Dieser wurde nun kurzerhand abgeblasen. In Washington wird kaum damit gerechnet, dass Erdoğan vor den Wahlen Anfang November eine zweite Chance gegeben wird, im Weißen Haus von seinem US-amerikanischen Amtskollegen hofiert zu werden.

 

Das liegt vor allem an der Eskalation im Nahen Osten. Der Krieg in Gaza hat zu neuen Verwerfungen im Verhältnis der Supermacht mit der aufstrebenden Regionalmacht geführt. Ankara und Washington stehen, wenn es um Israel geht, auf unterschiedlichen Seiten, die Differenzen könnten kaum größer sein. Die Gaza-Politik hat längst auch innenpolitische Dimensionen. Das gilt für Erdoğan ebenso wie für Biden.

 

Ein Grund für Erdoğans Niederlage bei den kürzlichen Kommunalwahlen ist das Erstarken der islamistischen »Neuen Wohlfahrtspartei«, die mit großem Erfolg dem Präsidenten mangelhafte Solidarität mit den Palästinensern vorgehalten hat. Diesen Vorwurf hat Erdoğan, der sich gerne als Anführer der Muslime dieser Welt sieht, nicht auf sich sitzen lassen. Seit seinem Wahldebakel hat der türkische Präsident seine anti-israelische Rhetorik verschärft. Zuletzt hat Erdoğan auch die USA wegen der Unterstützung für Israel öffentlich angegriffen. All dies hat zu einer Vergiftung des Klimas geführt – und einer politisch-diplomatischen Gemengelage, die mit dem angestrebten freundschaftlichen Schulterschluss zwischen Biden und Erdoğan im Weißem Hauses offenkundig nicht kompatibel ist.

 

Erdoğan kann nun weiter an seinem Image als kompromissloser Anführer der muslimischen Welt arbeiten

 

Für Biden stehen die alles entscheidenden Wahlen noch bevor: Die Berater des US-amerikanischen Präsidenten werden gedacht haben, dass TV-Bilder ihres Kandidaten mit dem Hamas-Verbündeten Erdoğan den politischen Gegnern in die Hände spielen würden. Dass die pro-israelische Lobby das Ihre getan hat, den Besuch von Erdoğan zu unterminieren, mag auch eine Rolle gespielt haben.

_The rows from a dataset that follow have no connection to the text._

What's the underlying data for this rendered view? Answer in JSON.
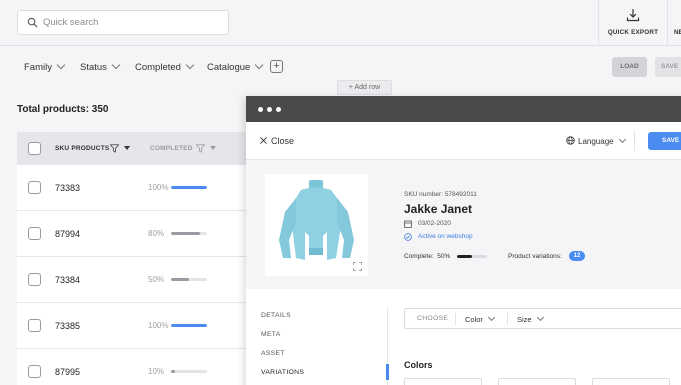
{
  "search": {
    "placeholder": "Quick search"
  },
  "toolbar": {
    "quick_export": "QUICK EXPORT",
    "next_label": "NE"
  },
  "filters": [
    {
      "label": "Family"
    },
    {
      "label": "Status"
    },
    {
      "label": "Completed"
    },
    {
      "label": "Catalogue"
    }
  ],
  "actions": {
    "add": "+",
    "load": "LOAD",
    "save": "SAVE",
    "add_row": "+ Add row"
  },
  "summary": {
    "total": "Total products: 350"
  },
  "table": {
    "headers": {
      "sku": "SKU PRODUCTS",
      "completed": "COMPLETED"
    },
    "rows": [
      {
        "sku": "73383",
        "pct_label": "100%",
        "pct": 100
      },
      {
        "sku": "87994",
        "pct_label": "80%",
        "pct": 80
      },
      {
        "sku": "73384",
        "pct_label": "50%",
        "pct": 50
      },
      {
        "sku": "73385",
        "pct_label": "100%",
        "pct": 100
      },
      {
        "sku": "87995",
        "pct_label": "10%",
        "pct": 10
      }
    ]
  },
  "modal": {
    "close": "Close",
    "language": "Language",
    "save": "SAVE",
    "product": {
      "sku_number": "SKU number:   578492011",
      "name": "Jakke Janet",
      "date": "03/02-2020",
      "status": "Active on webshop",
      "complete_label": "Complete:",
      "complete_value": "50%",
      "complete_pct": 50,
      "variations_label": "Product variations:",
      "variations_count": "12"
    },
    "nav": [
      "DETAILS",
      "META",
      "ASSET",
      "VARIATIONS"
    ],
    "choose_bar": {
      "choose": "CHOOSE",
      "color": "Color",
      "size": "Size"
    },
    "colors_heading": "Colors"
  },
  "colors": {
    "accent": "#4a8cf0",
    "bar_full": "#4a8cf0",
    "bar_partial": "#9a9aa2",
    "titlebar": "#4a4a4a"
  }
}
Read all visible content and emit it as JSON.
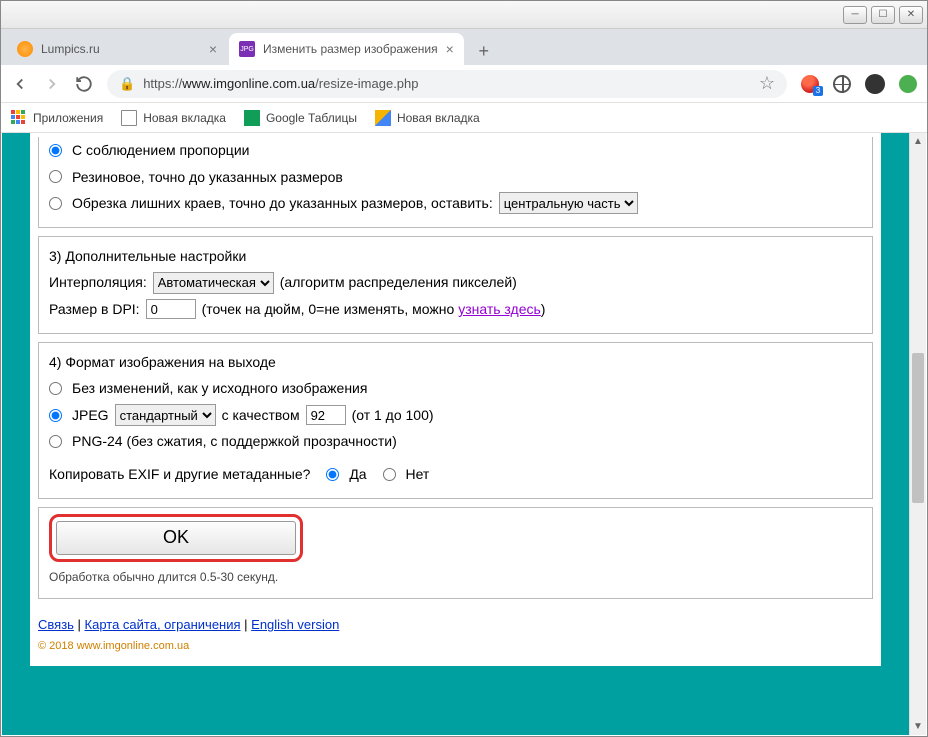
{
  "tabs": [
    {
      "title": "Lumpics.ru"
    },
    {
      "title": "Изменить размер изображения"
    }
  ],
  "url": {
    "prefix": "https://",
    "host": "www.imgonline.com.ua",
    "path": "/resize-image.php"
  },
  "bookmarks": {
    "apps": "Приложения",
    "b1": "Новая вкладка",
    "b2": "Google Таблицы",
    "b3": "Новая вкладка"
  },
  "sect2": {
    "opt1": "С соблюдением пропорции",
    "opt2": "Резиновое, точно до указанных размеров",
    "opt3": "Обрезка лишних краев, точно до указанных размеров, оставить:",
    "crop_select": "центральную часть"
  },
  "sect3": {
    "title": "3) Дополнительные настройки",
    "interp_label": "Интерполяция:",
    "interp_select": "Автоматическая",
    "interp_hint": "(алгоритм распределения пикселей)",
    "dpi_label": "Размер в DPI:",
    "dpi_value": "0",
    "dpi_hint1": "(точек на дюйм, 0=не изменять, можно ",
    "dpi_link": "узнать здесь",
    "dpi_hint2": ")"
  },
  "sect4": {
    "title": "4) Формат изображения на выходе",
    "opt1": "Без изменений, как у исходного изображения",
    "jpeg_label": "JPEG",
    "jpeg_select": "стандартный",
    "jpeg_q_label": "с качеством",
    "jpeg_q_value": "92",
    "jpeg_q_hint": "(от 1 до 100)",
    "opt3": "PNG-24 (без сжатия, с поддержкой прозрачности)",
    "exif_label": "Копировать EXIF и другие метаданные?",
    "yes": "Да",
    "no": "Нет"
  },
  "submit": {
    "ok": "OK",
    "note": "Обработка обычно длится 0.5-30 секунд."
  },
  "footer": {
    "l1": "Связь",
    "l2": "Карта сайта, ограничения",
    "l3": "English version",
    "copy": "© 2018 www.imgonline.com.ua"
  }
}
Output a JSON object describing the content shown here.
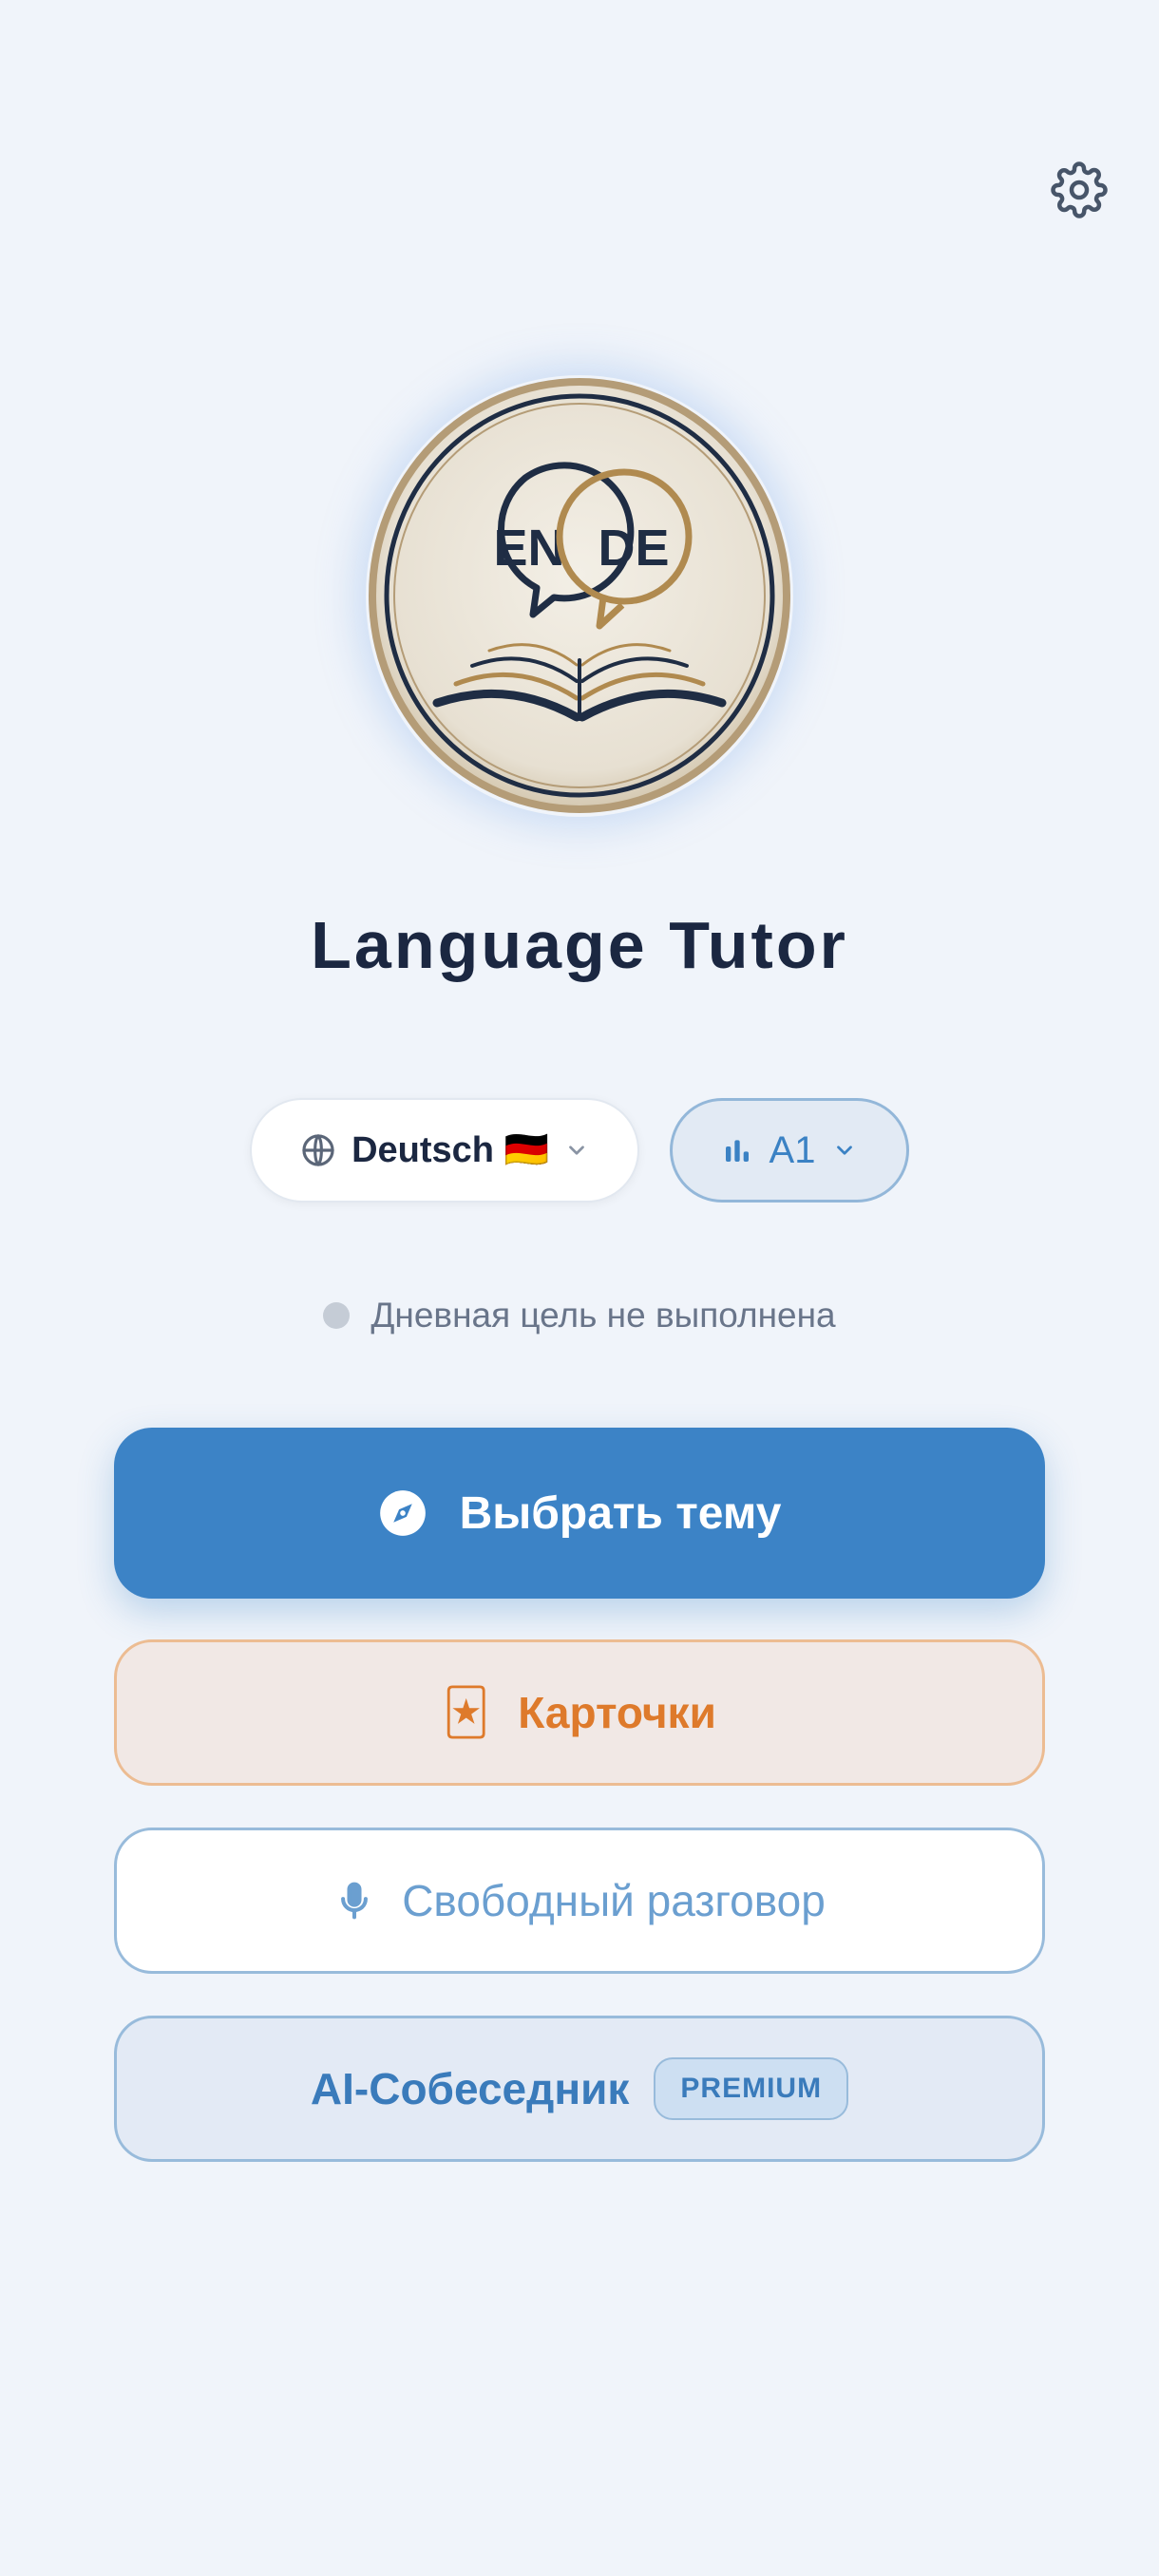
{
  "app": {
    "title": "Language Tutor"
  },
  "logo": {
    "left_label": "EN",
    "right_label": "DE"
  },
  "header": {
    "settings_icon": "gear-icon"
  },
  "language_select": {
    "label": "Deutsch 🇩🇪",
    "icon": "globe-icon"
  },
  "level_select": {
    "label": "A1",
    "icon": "bar-chart-icon"
  },
  "goal": {
    "status_text": "Дневная цель не выполнена"
  },
  "actions": {
    "choose_topic": {
      "label": "Выбрать тему",
      "icon": "compass-icon"
    },
    "cards": {
      "label": "Карточки",
      "icon": "🃏"
    },
    "free_talk": {
      "label": "Свободный разговор",
      "icon": "microphone-icon"
    },
    "ai_partner": {
      "label": "AI-Собеседник",
      "badge": "PREMIUM"
    }
  },
  "colors": {
    "background": "#f0f4fa",
    "primary": "#3c83c6",
    "cards_accent": "#de7a2b",
    "title": "#1b2741"
  }
}
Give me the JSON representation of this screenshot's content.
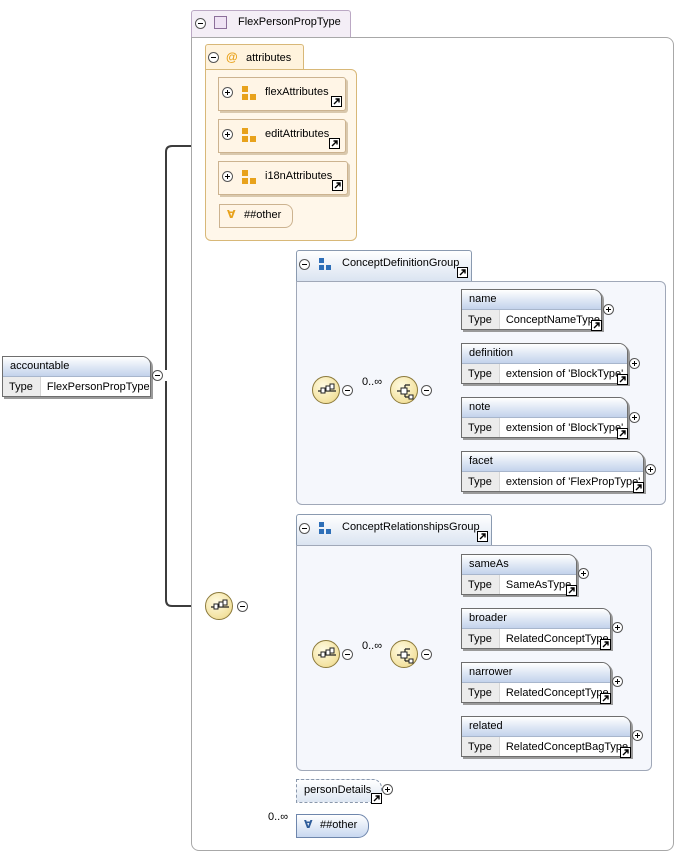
{
  "root_element": {
    "name": "accountable",
    "type_key": "Type",
    "type_value": "FlexPersonPropType"
  },
  "complex_type": {
    "name": "FlexPersonPropType"
  },
  "attributes": {
    "label": "attributes",
    "icon_glyph": "@",
    "groups": [
      {
        "name": "flexAttributes"
      },
      {
        "name": "editAttributes"
      },
      {
        "name": "i18nAttributes"
      }
    ],
    "any_attribute": {
      "glyph": "∀",
      "label": "##other"
    }
  },
  "concept_definition_group": {
    "name": "ConceptDefinitionGroup",
    "cardinality": "0..∞",
    "elements": [
      {
        "name": "name",
        "type_key": "Type",
        "type_value": "ConceptNameType"
      },
      {
        "name": "definition",
        "type_key": "Type",
        "type_value": "extension of 'BlockType'"
      },
      {
        "name": "note",
        "type_key": "Type",
        "type_value": "extension of 'BlockType'"
      },
      {
        "name": "facet",
        "type_key": "Type",
        "type_value": "extension of 'FlexPropType'"
      }
    ]
  },
  "concept_relationships_group": {
    "name": "ConceptRelationshipsGroup",
    "cardinality": "0..∞",
    "elements": [
      {
        "name": "sameAs",
        "type_key": "Type",
        "type_value": "SameAsType"
      },
      {
        "name": "broader",
        "type_key": "Type",
        "type_value": "RelatedConceptType"
      },
      {
        "name": "narrower",
        "type_key": "Type",
        "type_value": "RelatedConceptType"
      },
      {
        "name": "related",
        "type_key": "Type",
        "type_value": "RelatedConceptBagType"
      }
    ]
  },
  "person_details": {
    "name": "personDetails"
  },
  "any_element": {
    "cardinality": "0..∞",
    "glyph": "∀",
    "label": "##other"
  },
  "colors": {
    "connector": "#3c3c3c",
    "thin_connector": "#b4b4b4",
    "element_header": "#c3d3ec",
    "attribute_fill": "#fff7ea",
    "attribute_icon": "#e8a21c",
    "group_icon": "#2e6fb8",
    "complex_type_fill": "#f4eef6"
  },
  "icons": {
    "collapse": "minus-circle-icon",
    "expand": "plus-circle-icon",
    "link": "hyperlink-arrow-icon",
    "sequence": "sequence-compositor-icon",
    "attribute_group": "attribute-group-icon",
    "group": "group-icon",
    "complex_type": "complex-type-icon"
  }
}
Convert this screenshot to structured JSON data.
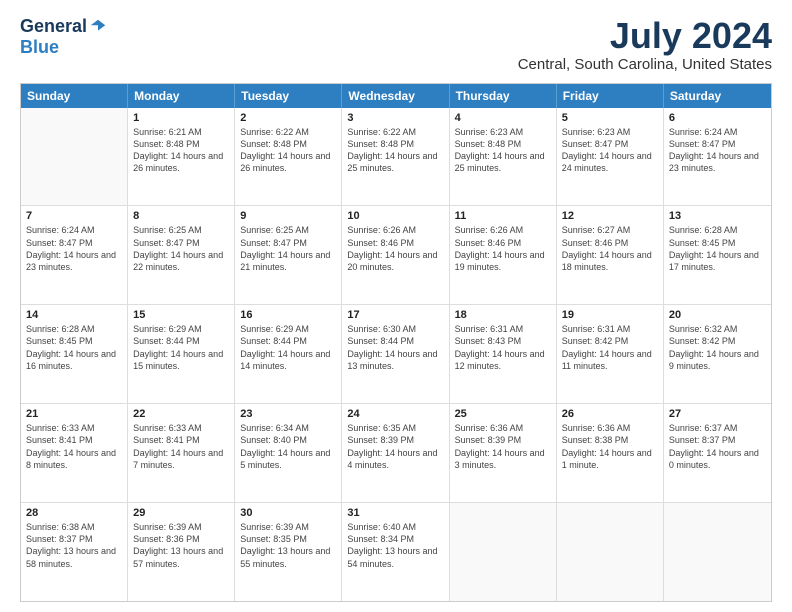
{
  "header": {
    "logo_general": "General",
    "logo_blue": "Blue",
    "month_title": "July 2024",
    "location": "Central, South Carolina, United States"
  },
  "days_of_week": [
    "Sunday",
    "Monday",
    "Tuesday",
    "Wednesday",
    "Thursday",
    "Friday",
    "Saturday"
  ],
  "weeks": [
    [
      {
        "day": "",
        "empty": true
      },
      {
        "day": "1",
        "sunrise": "Sunrise: 6:21 AM",
        "sunset": "Sunset: 8:48 PM",
        "daylight": "Daylight: 14 hours and 26 minutes."
      },
      {
        "day": "2",
        "sunrise": "Sunrise: 6:22 AM",
        "sunset": "Sunset: 8:48 PM",
        "daylight": "Daylight: 14 hours and 26 minutes."
      },
      {
        "day": "3",
        "sunrise": "Sunrise: 6:22 AM",
        "sunset": "Sunset: 8:48 PM",
        "daylight": "Daylight: 14 hours and 25 minutes."
      },
      {
        "day": "4",
        "sunrise": "Sunrise: 6:23 AM",
        "sunset": "Sunset: 8:48 PM",
        "daylight": "Daylight: 14 hours and 25 minutes."
      },
      {
        "day": "5",
        "sunrise": "Sunrise: 6:23 AM",
        "sunset": "Sunset: 8:47 PM",
        "daylight": "Daylight: 14 hours and 24 minutes."
      },
      {
        "day": "6",
        "sunrise": "Sunrise: 6:24 AM",
        "sunset": "Sunset: 8:47 PM",
        "daylight": "Daylight: 14 hours and 23 minutes."
      }
    ],
    [
      {
        "day": "7",
        "sunrise": "Sunrise: 6:24 AM",
        "sunset": "Sunset: 8:47 PM",
        "daylight": "Daylight: 14 hours and 23 minutes."
      },
      {
        "day": "8",
        "sunrise": "Sunrise: 6:25 AM",
        "sunset": "Sunset: 8:47 PM",
        "daylight": "Daylight: 14 hours and 22 minutes."
      },
      {
        "day": "9",
        "sunrise": "Sunrise: 6:25 AM",
        "sunset": "Sunset: 8:47 PM",
        "daylight": "Daylight: 14 hours and 21 minutes."
      },
      {
        "day": "10",
        "sunrise": "Sunrise: 6:26 AM",
        "sunset": "Sunset: 8:46 PM",
        "daylight": "Daylight: 14 hours and 20 minutes."
      },
      {
        "day": "11",
        "sunrise": "Sunrise: 6:26 AM",
        "sunset": "Sunset: 8:46 PM",
        "daylight": "Daylight: 14 hours and 19 minutes."
      },
      {
        "day": "12",
        "sunrise": "Sunrise: 6:27 AM",
        "sunset": "Sunset: 8:46 PM",
        "daylight": "Daylight: 14 hours and 18 minutes."
      },
      {
        "day": "13",
        "sunrise": "Sunrise: 6:28 AM",
        "sunset": "Sunset: 8:45 PM",
        "daylight": "Daylight: 14 hours and 17 minutes."
      }
    ],
    [
      {
        "day": "14",
        "sunrise": "Sunrise: 6:28 AM",
        "sunset": "Sunset: 8:45 PM",
        "daylight": "Daylight: 14 hours and 16 minutes."
      },
      {
        "day": "15",
        "sunrise": "Sunrise: 6:29 AM",
        "sunset": "Sunset: 8:44 PM",
        "daylight": "Daylight: 14 hours and 15 minutes."
      },
      {
        "day": "16",
        "sunrise": "Sunrise: 6:29 AM",
        "sunset": "Sunset: 8:44 PM",
        "daylight": "Daylight: 14 hours and 14 minutes."
      },
      {
        "day": "17",
        "sunrise": "Sunrise: 6:30 AM",
        "sunset": "Sunset: 8:44 PM",
        "daylight": "Daylight: 14 hours and 13 minutes."
      },
      {
        "day": "18",
        "sunrise": "Sunrise: 6:31 AM",
        "sunset": "Sunset: 8:43 PM",
        "daylight": "Daylight: 14 hours and 12 minutes."
      },
      {
        "day": "19",
        "sunrise": "Sunrise: 6:31 AM",
        "sunset": "Sunset: 8:42 PM",
        "daylight": "Daylight: 14 hours and 11 minutes."
      },
      {
        "day": "20",
        "sunrise": "Sunrise: 6:32 AM",
        "sunset": "Sunset: 8:42 PM",
        "daylight": "Daylight: 14 hours and 9 minutes."
      }
    ],
    [
      {
        "day": "21",
        "sunrise": "Sunrise: 6:33 AM",
        "sunset": "Sunset: 8:41 PM",
        "daylight": "Daylight: 14 hours and 8 minutes."
      },
      {
        "day": "22",
        "sunrise": "Sunrise: 6:33 AM",
        "sunset": "Sunset: 8:41 PM",
        "daylight": "Daylight: 14 hours and 7 minutes."
      },
      {
        "day": "23",
        "sunrise": "Sunrise: 6:34 AM",
        "sunset": "Sunset: 8:40 PM",
        "daylight": "Daylight: 14 hours and 5 minutes."
      },
      {
        "day": "24",
        "sunrise": "Sunrise: 6:35 AM",
        "sunset": "Sunset: 8:39 PM",
        "daylight": "Daylight: 14 hours and 4 minutes."
      },
      {
        "day": "25",
        "sunrise": "Sunrise: 6:36 AM",
        "sunset": "Sunset: 8:39 PM",
        "daylight": "Daylight: 14 hours and 3 minutes."
      },
      {
        "day": "26",
        "sunrise": "Sunrise: 6:36 AM",
        "sunset": "Sunset: 8:38 PM",
        "daylight": "Daylight: 14 hours and 1 minute."
      },
      {
        "day": "27",
        "sunrise": "Sunrise: 6:37 AM",
        "sunset": "Sunset: 8:37 PM",
        "daylight": "Daylight: 14 hours and 0 minutes."
      }
    ],
    [
      {
        "day": "28",
        "sunrise": "Sunrise: 6:38 AM",
        "sunset": "Sunset: 8:37 PM",
        "daylight": "Daylight: 13 hours and 58 minutes."
      },
      {
        "day": "29",
        "sunrise": "Sunrise: 6:39 AM",
        "sunset": "Sunset: 8:36 PM",
        "daylight": "Daylight: 13 hours and 57 minutes."
      },
      {
        "day": "30",
        "sunrise": "Sunrise: 6:39 AM",
        "sunset": "Sunset: 8:35 PM",
        "daylight": "Daylight: 13 hours and 55 minutes."
      },
      {
        "day": "31",
        "sunrise": "Sunrise: 6:40 AM",
        "sunset": "Sunset: 8:34 PM",
        "daylight": "Daylight: 13 hours and 54 minutes."
      },
      {
        "day": "",
        "empty": true
      },
      {
        "day": "",
        "empty": true
      },
      {
        "day": "",
        "empty": true
      }
    ]
  ]
}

Zusammengenommen hat die Absage des Besuches für den US-amerikanischen Präsidenten innenpolitisch eine positive Seite.

 

Auch dem türkischen Präsidenten kommt der Vorgang zugute, kann Erdoğan doch nun weiter an seinem Image als kompromissloser Anführer der muslimischen Welt arbeiten. Fast könnte man meinen, Ankara und Washington hätten sich hinter den Kulissen verständigt, dass es nicht der geeignete Zeitpunkt für den Gipfel im Weißen Haus sei. Trotz alledem: Auf operativer Ebene läuft derweil die Kommunikation zwischen Ankara und Washington weiter.

 

Gleichwohl: Für die offiziellen Beziehungen zwischen den USA und der Türkei bedeutet die Verschiebung des Besuches einen schweren Rückschlag.

 

In ersten Kommentaren ist zu lesen, die überraschende Wendung in den türkisch-amerikanischen Beziehungen komme vor allem Russlands Putin zugute, schwäche der vereitelte Besuch doch den Zusammenhalt in der westlichen Allianz. Aus zwei Gründen überzeugt diese Argumentation nicht.

 

Zum einen ist die Türkei, wenn es um die Kriege in der Ukraine und im Nahen Osten geht – und vor allem diese Themen beherrschen derzeit die Weltpolitik –, nur eingeschränkt ein Teil der westlichen Gemeinschaft. Zu ausgeprägt sind die türkischen Eigeninteressen und die vielen Alleingänge Erdoğans. Zudem ist auch Putin, wie jetzt Biden, Opfer der notorischen Unberechenbarkeit des türkischen Präsidenten geworden. Der wiederholt von Moskauer Seite angekündigte Besuch des russischen Präsidenten in der Türkei wurde mehr als einmal verschoben. Putin wartet bis heute vergeblich auf Einlass in die Türkei.


Dr. Ronald Meinardus ist Senior Research Fellow bei der »Hellenischen Stiftung für Europäische und Auswärtige Politik« (ELIAMEP).